Saturday, 6 February 2010

Abuser stories - security testing in agile development

My grand employer Ericsson is sending it's Software Engineers on 60 ECT course on the Royal Institute of Technology in Stockholm called Advanced Course for Software Developers. I am attending class 21 and this week we had "IT Security for Programmers". On Friday we had a young Swede called Gustav Bostrøm in "Secure Software Engineering". In this lecture he talked about the lack of risk management and security testing in agile projects and gave us the idea of abuser stories.

Both XP and Scrum are good for software security/safety because of the Unit Tests and the Clean Code paradigm. Bugs and/or errors in software are attack points for black hat hackers, hence better code and better test coverage gives less bugs and more secure software.

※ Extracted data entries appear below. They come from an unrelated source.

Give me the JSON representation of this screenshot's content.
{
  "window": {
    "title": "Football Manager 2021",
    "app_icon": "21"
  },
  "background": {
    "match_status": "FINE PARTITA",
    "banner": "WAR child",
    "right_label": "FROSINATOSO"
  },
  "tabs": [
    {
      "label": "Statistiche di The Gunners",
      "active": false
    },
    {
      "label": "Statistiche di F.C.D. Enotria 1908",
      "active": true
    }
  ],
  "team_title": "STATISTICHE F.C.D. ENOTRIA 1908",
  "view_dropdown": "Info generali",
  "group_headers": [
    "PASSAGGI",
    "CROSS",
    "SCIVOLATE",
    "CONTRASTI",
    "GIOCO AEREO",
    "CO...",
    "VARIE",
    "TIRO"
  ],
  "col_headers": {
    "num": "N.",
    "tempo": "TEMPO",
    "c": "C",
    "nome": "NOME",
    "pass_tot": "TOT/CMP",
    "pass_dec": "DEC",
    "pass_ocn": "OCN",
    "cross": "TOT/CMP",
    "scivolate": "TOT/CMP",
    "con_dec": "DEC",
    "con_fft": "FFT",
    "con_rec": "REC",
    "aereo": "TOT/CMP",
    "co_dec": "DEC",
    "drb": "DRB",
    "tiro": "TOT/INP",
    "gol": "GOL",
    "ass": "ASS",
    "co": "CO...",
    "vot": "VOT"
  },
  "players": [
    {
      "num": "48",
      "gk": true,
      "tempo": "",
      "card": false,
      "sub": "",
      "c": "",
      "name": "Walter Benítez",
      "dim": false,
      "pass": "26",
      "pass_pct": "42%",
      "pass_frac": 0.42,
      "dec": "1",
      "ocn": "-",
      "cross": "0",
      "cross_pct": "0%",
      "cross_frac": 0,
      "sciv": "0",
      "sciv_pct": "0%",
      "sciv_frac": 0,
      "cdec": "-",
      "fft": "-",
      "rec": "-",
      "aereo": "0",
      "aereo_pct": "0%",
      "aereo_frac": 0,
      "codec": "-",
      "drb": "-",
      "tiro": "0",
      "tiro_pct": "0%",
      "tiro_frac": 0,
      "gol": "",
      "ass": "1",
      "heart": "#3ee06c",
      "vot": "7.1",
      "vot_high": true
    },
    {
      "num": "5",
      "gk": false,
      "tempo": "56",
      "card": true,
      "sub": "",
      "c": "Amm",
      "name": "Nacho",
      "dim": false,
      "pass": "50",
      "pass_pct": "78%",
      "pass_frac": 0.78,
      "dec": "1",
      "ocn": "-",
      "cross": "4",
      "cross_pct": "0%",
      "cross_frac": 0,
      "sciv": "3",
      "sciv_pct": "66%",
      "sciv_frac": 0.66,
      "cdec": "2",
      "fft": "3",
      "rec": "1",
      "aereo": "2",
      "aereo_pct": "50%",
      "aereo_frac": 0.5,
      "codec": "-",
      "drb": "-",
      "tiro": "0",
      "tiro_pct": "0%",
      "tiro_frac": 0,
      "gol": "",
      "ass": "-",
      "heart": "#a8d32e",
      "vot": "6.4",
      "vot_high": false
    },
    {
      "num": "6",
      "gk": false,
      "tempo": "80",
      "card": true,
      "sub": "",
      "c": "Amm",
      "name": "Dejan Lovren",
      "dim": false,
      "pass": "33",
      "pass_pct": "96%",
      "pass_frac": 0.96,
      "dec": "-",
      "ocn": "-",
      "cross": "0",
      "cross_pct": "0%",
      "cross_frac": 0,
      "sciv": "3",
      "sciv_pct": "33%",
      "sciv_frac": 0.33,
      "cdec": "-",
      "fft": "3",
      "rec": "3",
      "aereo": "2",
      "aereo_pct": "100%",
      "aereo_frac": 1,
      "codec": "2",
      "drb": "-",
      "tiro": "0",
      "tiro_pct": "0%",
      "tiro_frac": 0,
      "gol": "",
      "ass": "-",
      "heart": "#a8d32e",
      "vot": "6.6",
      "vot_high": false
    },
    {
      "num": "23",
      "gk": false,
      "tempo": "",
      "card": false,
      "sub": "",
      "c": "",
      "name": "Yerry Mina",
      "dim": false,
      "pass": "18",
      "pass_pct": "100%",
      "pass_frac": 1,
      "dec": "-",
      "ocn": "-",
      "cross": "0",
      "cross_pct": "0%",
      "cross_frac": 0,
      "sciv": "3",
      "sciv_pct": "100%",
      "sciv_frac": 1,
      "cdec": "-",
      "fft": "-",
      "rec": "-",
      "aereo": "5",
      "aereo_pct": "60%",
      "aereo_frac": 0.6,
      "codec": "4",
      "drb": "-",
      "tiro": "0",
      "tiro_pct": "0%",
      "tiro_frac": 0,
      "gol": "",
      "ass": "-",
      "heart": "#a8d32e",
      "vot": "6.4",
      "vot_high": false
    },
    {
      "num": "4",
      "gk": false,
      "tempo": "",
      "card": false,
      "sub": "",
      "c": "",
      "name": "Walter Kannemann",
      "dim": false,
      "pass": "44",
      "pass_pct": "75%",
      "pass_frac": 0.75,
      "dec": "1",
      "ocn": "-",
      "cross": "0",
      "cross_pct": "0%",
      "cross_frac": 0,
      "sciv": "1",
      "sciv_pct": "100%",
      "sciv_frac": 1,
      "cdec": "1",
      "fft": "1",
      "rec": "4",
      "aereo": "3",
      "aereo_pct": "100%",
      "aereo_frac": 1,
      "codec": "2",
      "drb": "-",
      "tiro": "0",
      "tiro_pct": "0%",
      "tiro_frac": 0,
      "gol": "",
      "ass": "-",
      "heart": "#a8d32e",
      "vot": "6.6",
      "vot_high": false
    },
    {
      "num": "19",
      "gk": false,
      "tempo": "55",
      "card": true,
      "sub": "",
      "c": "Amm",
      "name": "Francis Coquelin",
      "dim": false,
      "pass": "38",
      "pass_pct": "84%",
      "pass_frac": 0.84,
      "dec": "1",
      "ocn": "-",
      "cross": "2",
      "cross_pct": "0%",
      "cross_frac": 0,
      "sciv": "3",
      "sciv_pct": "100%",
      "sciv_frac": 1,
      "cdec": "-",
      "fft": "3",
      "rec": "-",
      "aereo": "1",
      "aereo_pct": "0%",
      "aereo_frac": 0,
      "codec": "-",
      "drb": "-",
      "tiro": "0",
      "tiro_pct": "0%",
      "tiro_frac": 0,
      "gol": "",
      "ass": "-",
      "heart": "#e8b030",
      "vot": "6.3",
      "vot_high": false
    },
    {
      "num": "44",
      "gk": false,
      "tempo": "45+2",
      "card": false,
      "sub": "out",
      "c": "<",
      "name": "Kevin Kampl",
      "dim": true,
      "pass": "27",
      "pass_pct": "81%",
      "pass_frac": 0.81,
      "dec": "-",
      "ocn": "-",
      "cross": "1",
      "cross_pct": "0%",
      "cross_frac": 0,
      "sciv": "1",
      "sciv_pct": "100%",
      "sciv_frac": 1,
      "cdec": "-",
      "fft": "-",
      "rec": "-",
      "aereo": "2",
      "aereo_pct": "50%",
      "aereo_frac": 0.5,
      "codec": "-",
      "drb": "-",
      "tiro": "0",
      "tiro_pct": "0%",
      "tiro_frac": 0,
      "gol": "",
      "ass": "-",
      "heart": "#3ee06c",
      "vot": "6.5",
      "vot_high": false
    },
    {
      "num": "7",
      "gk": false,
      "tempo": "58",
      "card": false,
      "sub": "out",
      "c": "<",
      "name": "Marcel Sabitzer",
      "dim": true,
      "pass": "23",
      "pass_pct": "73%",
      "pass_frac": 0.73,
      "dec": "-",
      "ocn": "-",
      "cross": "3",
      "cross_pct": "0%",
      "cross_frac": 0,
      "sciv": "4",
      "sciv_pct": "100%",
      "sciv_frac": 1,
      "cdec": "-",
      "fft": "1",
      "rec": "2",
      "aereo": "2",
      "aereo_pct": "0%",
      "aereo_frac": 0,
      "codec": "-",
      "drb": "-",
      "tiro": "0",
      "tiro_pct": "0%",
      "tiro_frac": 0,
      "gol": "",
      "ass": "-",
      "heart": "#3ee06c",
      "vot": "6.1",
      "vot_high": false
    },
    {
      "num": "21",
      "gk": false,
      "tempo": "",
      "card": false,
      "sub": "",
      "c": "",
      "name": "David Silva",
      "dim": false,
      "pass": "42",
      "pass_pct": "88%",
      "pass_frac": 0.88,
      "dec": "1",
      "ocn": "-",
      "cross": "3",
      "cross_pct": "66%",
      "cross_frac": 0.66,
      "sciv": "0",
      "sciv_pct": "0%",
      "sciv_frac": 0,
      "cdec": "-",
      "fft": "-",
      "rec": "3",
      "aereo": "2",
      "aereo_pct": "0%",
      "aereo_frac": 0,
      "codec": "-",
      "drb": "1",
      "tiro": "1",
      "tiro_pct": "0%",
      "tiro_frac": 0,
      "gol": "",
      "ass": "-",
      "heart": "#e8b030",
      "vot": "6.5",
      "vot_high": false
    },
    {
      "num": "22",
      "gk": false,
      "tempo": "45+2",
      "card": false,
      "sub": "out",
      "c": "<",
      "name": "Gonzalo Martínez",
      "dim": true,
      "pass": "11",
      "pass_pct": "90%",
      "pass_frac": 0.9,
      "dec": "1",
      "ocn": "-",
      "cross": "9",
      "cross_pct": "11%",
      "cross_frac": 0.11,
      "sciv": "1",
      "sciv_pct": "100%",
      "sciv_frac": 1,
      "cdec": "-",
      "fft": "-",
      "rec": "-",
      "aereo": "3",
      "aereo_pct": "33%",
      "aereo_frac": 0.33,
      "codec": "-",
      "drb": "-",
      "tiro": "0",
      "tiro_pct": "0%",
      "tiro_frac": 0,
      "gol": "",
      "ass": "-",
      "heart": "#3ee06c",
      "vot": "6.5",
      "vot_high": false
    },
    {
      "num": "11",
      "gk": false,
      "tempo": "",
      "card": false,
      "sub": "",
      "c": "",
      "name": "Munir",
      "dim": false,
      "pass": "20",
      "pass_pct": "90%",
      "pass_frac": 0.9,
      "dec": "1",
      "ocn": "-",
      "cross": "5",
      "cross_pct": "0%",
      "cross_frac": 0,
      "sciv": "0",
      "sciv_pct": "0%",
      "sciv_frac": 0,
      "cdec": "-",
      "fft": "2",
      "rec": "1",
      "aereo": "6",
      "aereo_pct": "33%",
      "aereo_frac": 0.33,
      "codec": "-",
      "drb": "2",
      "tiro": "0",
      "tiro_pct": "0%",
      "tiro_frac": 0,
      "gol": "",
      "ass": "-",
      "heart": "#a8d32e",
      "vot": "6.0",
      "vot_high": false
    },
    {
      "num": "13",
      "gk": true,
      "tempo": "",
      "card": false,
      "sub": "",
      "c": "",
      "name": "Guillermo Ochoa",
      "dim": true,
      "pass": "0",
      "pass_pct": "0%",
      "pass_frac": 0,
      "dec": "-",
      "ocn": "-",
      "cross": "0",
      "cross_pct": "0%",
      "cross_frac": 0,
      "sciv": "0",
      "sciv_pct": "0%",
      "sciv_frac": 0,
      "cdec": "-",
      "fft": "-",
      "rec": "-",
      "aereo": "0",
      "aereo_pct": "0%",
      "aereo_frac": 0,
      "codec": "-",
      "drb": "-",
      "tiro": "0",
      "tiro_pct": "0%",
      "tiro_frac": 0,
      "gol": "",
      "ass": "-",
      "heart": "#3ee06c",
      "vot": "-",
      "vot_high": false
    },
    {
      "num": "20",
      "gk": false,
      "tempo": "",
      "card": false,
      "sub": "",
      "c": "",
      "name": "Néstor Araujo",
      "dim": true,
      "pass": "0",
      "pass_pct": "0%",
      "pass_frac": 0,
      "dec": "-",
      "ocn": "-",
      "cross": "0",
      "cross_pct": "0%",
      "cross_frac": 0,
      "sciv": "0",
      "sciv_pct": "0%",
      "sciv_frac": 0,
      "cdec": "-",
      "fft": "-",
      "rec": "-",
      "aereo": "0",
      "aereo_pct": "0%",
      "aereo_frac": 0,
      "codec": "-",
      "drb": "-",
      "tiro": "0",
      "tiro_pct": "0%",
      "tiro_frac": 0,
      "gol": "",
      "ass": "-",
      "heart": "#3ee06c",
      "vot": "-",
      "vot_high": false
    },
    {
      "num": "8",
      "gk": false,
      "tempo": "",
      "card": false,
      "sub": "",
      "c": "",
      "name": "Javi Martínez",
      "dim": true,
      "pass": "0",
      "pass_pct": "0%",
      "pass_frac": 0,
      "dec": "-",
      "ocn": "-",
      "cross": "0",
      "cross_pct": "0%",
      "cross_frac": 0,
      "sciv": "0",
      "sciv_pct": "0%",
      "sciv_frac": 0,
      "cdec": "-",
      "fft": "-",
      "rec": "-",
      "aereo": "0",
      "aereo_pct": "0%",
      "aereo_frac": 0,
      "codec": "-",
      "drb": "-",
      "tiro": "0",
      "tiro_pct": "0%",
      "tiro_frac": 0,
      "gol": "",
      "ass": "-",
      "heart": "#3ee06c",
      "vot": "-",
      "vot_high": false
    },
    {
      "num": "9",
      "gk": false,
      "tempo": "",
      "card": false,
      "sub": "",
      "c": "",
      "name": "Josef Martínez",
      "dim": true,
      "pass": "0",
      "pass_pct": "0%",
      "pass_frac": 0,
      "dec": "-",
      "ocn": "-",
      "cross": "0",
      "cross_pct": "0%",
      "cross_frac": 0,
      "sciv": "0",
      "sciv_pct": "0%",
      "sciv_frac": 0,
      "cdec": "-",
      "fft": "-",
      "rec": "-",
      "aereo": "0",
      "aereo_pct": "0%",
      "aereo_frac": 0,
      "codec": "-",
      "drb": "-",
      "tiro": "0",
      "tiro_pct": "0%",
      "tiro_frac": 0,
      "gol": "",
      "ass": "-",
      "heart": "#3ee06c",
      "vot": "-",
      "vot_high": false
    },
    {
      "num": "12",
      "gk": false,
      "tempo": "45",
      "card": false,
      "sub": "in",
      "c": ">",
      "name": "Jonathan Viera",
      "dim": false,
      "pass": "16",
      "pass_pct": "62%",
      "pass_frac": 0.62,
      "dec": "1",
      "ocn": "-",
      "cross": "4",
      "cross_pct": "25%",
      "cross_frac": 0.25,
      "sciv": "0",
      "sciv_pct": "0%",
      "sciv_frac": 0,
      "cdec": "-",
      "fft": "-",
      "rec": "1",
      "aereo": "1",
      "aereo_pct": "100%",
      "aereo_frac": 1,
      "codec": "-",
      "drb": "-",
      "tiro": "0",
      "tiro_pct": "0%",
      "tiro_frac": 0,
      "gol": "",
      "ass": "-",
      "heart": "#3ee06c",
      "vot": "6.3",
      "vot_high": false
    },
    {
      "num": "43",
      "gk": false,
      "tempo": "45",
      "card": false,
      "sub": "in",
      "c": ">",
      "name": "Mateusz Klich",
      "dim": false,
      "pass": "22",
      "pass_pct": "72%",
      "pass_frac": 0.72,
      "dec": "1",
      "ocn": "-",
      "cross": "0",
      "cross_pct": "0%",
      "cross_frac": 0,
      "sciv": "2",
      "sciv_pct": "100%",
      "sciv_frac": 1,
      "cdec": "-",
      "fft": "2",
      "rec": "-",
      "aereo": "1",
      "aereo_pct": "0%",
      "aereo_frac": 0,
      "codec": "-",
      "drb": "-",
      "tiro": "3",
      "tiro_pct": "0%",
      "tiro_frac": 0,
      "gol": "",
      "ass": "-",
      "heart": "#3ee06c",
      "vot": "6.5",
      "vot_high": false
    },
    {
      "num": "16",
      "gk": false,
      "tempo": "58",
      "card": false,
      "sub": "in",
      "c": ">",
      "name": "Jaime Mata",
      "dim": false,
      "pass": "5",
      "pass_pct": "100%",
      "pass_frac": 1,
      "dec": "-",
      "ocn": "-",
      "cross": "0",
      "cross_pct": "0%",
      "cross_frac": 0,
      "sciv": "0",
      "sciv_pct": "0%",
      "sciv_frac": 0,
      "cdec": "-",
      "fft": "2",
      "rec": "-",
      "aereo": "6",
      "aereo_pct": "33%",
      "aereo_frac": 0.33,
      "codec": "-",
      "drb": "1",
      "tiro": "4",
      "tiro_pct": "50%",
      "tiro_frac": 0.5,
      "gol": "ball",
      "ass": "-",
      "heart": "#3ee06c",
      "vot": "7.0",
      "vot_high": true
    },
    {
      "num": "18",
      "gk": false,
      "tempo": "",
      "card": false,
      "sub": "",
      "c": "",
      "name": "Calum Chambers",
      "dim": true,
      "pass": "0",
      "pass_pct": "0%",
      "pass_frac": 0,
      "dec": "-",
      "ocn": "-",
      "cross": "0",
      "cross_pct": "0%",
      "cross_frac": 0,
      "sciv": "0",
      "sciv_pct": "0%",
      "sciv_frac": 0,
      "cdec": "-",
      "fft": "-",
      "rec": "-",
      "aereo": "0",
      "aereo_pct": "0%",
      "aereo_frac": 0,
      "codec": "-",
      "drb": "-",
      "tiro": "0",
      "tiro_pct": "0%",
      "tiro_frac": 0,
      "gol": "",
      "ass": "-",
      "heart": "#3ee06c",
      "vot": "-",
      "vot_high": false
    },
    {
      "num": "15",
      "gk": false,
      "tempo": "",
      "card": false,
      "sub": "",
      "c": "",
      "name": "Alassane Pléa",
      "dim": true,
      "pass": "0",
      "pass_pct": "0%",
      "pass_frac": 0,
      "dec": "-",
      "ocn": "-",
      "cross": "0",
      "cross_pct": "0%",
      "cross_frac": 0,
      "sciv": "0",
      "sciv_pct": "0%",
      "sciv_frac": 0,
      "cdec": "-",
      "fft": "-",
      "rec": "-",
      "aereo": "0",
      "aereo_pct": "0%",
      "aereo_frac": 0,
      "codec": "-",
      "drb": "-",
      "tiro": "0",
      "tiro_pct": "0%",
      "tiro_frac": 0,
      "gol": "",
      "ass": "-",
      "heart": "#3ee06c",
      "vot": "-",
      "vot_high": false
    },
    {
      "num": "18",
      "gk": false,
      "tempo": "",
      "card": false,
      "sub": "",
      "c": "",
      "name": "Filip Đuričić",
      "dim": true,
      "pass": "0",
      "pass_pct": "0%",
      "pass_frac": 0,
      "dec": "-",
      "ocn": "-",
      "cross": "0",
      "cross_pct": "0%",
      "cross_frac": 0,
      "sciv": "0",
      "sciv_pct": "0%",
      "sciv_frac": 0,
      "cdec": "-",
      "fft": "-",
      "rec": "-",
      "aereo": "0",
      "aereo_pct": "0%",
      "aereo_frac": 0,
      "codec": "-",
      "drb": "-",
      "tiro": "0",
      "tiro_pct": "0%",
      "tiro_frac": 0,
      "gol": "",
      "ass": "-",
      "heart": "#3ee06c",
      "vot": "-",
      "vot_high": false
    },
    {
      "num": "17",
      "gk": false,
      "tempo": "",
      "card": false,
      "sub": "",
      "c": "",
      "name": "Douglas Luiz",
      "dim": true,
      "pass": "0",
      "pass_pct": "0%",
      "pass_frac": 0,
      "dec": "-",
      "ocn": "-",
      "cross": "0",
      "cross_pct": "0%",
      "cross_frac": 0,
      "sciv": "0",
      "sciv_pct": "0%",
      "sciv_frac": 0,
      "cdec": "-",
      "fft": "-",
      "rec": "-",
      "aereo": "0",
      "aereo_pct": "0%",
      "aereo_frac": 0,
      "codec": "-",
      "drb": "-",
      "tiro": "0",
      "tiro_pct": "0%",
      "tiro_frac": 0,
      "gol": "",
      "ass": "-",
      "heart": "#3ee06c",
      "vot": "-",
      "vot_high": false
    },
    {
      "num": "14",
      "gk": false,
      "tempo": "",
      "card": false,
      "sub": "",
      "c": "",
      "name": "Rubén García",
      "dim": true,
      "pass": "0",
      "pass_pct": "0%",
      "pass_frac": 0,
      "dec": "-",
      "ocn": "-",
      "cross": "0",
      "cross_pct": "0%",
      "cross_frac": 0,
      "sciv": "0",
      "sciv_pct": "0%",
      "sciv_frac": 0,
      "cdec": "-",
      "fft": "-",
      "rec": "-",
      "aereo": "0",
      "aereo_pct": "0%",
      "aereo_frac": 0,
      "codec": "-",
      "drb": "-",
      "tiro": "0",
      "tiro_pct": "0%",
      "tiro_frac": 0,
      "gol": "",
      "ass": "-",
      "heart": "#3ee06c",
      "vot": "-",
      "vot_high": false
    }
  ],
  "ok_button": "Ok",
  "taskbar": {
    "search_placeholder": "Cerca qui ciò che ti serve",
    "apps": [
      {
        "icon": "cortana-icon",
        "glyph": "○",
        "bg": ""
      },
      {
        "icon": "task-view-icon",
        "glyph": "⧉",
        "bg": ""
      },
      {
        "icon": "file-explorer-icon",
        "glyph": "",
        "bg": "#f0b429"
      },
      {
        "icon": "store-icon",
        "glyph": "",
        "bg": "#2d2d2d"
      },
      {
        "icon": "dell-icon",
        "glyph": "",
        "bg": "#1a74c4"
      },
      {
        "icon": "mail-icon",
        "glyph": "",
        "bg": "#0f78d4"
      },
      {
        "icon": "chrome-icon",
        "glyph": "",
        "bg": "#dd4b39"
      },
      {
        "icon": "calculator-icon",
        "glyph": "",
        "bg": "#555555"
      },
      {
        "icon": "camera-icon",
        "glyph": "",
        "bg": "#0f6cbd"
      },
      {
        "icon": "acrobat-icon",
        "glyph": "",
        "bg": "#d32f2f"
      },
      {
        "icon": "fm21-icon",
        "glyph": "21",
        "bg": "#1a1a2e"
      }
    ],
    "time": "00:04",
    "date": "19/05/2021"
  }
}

Abuser stories are similar to user stories, but the abuser stories are stories from "customer" where customer writes possible attacks on the software systems. So the stories would not be such as "As a customer I want to......" but more like "As a black hat hacker I would like to create a SQL injection to the web page getting a list of all users in the system" or "As a script kiddy I would like to perform a DOS attack on the NN web site."

The abuser stories should be performed in a "Attack Sprint" where no new "functionality" is added to the system in that sprint or after the attack sprints. Adding functionality to the system might make the task of the abuser stories invalid and would force a new round of attack sprints.